Fully recurrent network

This basic architecture of RNNs  was developed in the 1980s. The network is built from nodes, each of which is connected to all other nodes. For each neuron, the activation threshold varies with time and is a real number. Each compound has a variable real weight. Nodes are divided into input, output and hidden.

For supervised training with discrete time, each (discrete) time step data is fed to the input nodes, and other nodes complete their activation, and the output signals are prepared for transmission to the next level by the neuron. If, for example, the network is responsible for speech recognition, as a result, labels (recognized words) are already received on the output nodes.

In reinforced learning, there is no teacher who provides target signals for the network; instead, the fitness function is sometimes used or the reward function, which evaluates the quality of the network, and the output values ​​affect network behavior at the input. In particular, if the network implements the game, the output is measured by the number of points of winning or position evaluation. Each chain calculates the error as the total deviation of the output signals of the network. If there is a set of training patterns, the error is calculated taking into account the errors of each individual sample.

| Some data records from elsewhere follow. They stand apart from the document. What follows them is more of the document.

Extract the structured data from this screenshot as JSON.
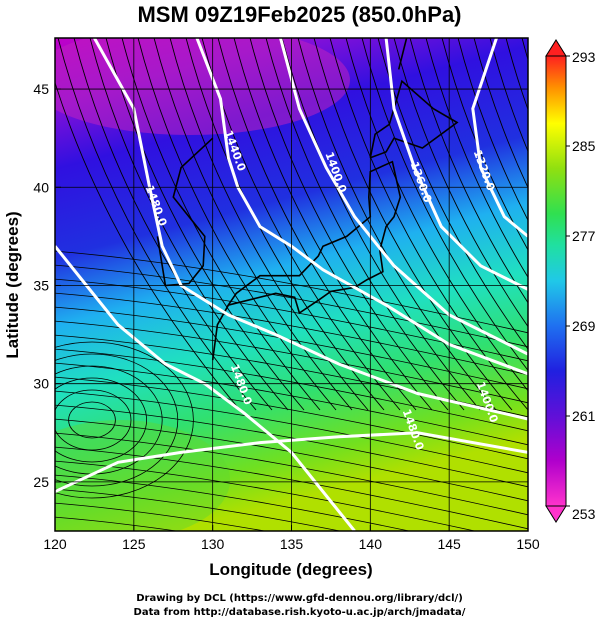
{
  "title": "MSM 09Z19Feb2025 (850.0hPa)",
  "x_axis": {
    "title": "Longitude (degrees)",
    "ticks": [
      120,
      125,
      130,
      135,
      140,
      145,
      150
    ],
    "range": [
      120,
      150
    ]
  },
  "y_axis": {
    "title": "Latitude  (degrees)",
    "ticks": [
      25,
      30,
      35,
      40,
      45
    ],
    "range": [
      22.5,
      47.6
    ]
  },
  "colorbar": {
    "ticks": [
      253,
      261,
      269,
      277,
      285,
      293
    ],
    "range": [
      253,
      293
    ],
    "colors": [
      "#ff33cc",
      "#cc00cc",
      "#8000cc",
      "#2a1adc",
      "#1f4fe0",
      "#1f8ff0",
      "#20c8e0",
      "#20e0a0",
      "#30e060",
      "#70e020",
      "#b0e000",
      "#ffff00",
      "#ffc000",
      "#ff8000",
      "#ff2020"
    ]
  },
  "contours": [
    {
      "label": "1480.0",
      "lon": 126.2,
      "lat": 39.0
    },
    {
      "label": "1440.0",
      "lon": 131.2,
      "lat": 41.8
    },
    {
      "label": "1400.0",
      "lon": 137.6,
      "lat": 40.7
    },
    {
      "label": "1360.0",
      "lon": 143.0,
      "lat": 40.2
    },
    {
      "label": "1320.0",
      "lon": 147.0,
      "lat": 40.8
    },
    {
      "label": "1480.0",
      "lon": 131.6,
      "lat": 29.9
    },
    {
      "label": "1400.0",
      "lon": 147.2,
      "lat": 29.0
    },
    {
      "label": "1480.0",
      "lon": 142.5,
      "lat": 27.6
    }
  ],
  "credits": [
    "Drawing by DCL (https://www.gfd-dennou.org/library/dcl/)",
    "Data from http://database.rish.kyoto-u.ac.jp/arch/jmadata/"
  ]
}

The problem of long-term dependencies

One of the ideas that makes RNS so compelling is that they could use the information received in the past for current tasks. For example, they could use previous video frames to understand subsequent ones. Sometimes we have enough recent information to perform the current task. For example, imagine a language model that tries to predict the next word based on the previous ones. If we try to predict the last word in the sentence “Clouds in the sky”, we no longer need any context – it is quite obvious that at the end of the sentence we are talking about heaven. In such cases, where there is a small gap between the necessary information and the place where it is needed, RNS can learn to use the information obtained earlier.

 

But there are also times when we need a wider context. Suppose you need to predict the last word in the text “I grew up in France … I speak French fluently”. Recent information suggests that the next word is probably the name of the language, but if we want to clarify which one, we need the previous context, up to information about France. It is not rare that the gap between the necessary information and the place where it is needed becomes very large. Unfortunately, as the gap grows, the RNS becomes unable to learn how to connect information.

Theoretically, RNS can handle such long-term dependencies. A person can carefully select their parameters to solve toy problems of this form. However, in practice, RNS are not able to learn this.